- Born: Kathryn Salina Brooks October 16, 1963 (age 62)
- Occupations: Writer; photographer;
- Relatives: Stokely Webster (grandfather)
- Website: www.ksbrooks.com

= K. S. Brooks =

American novelist

K. S. Brooks (born Kathryn Salina Brooks; October 16, 1963 in New York, New York) is an American writer and photographer.

According to the Maryland Writers' Association, Brooks has written for over twenty years. Her writing and photography have been published in the U.S. and abroad. Brooks's novel, Lust for Danger, was awarded Honorable Mention in the 2005 Jada Press Book of the Year Awards. In addition to novels, Brooks has published numerous poems, letters and news articles.

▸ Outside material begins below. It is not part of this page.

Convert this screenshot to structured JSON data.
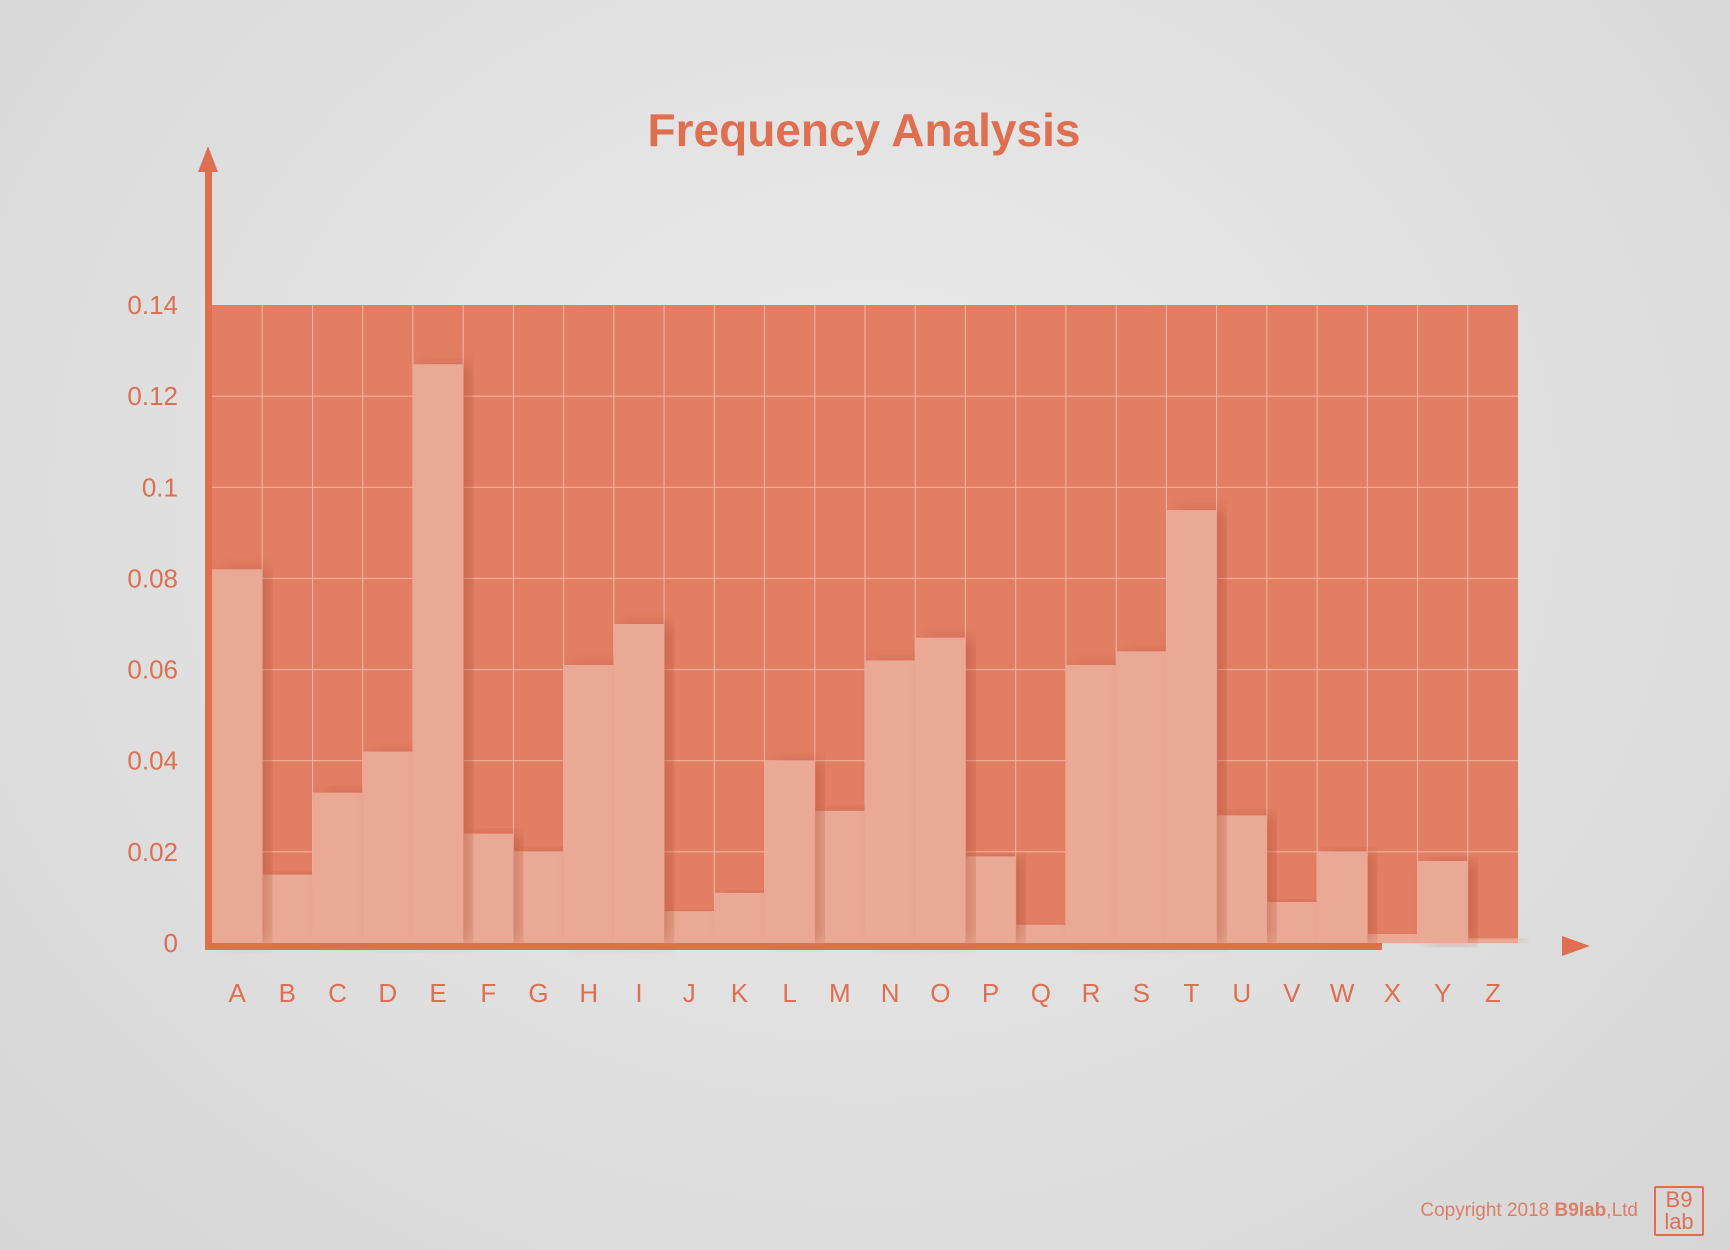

Brooks is executive director of Indies Unlimited, a multi-author website dedicated to the independent publishing community.

Referred to by some as "The Stevens County News Agency," Brooks currently works in multiple roles (editor, reporter, and photographer) for multiple small papers in various towns in Stevens County, Washington.

==Photography==
Brooks' photographic works have received receiving multiple awards from Kodak, and have been featured in one-man art shows at galleries in the Boston area. She photographs many different subjects, per the Boston Globe: "...birds and wildlife, combined with avant garde glamor shots, landscapes and corporate assignments have rounded out a varied artistic and commercial portfolio."

Brooks is the granddaughter of artist Stokely Webster.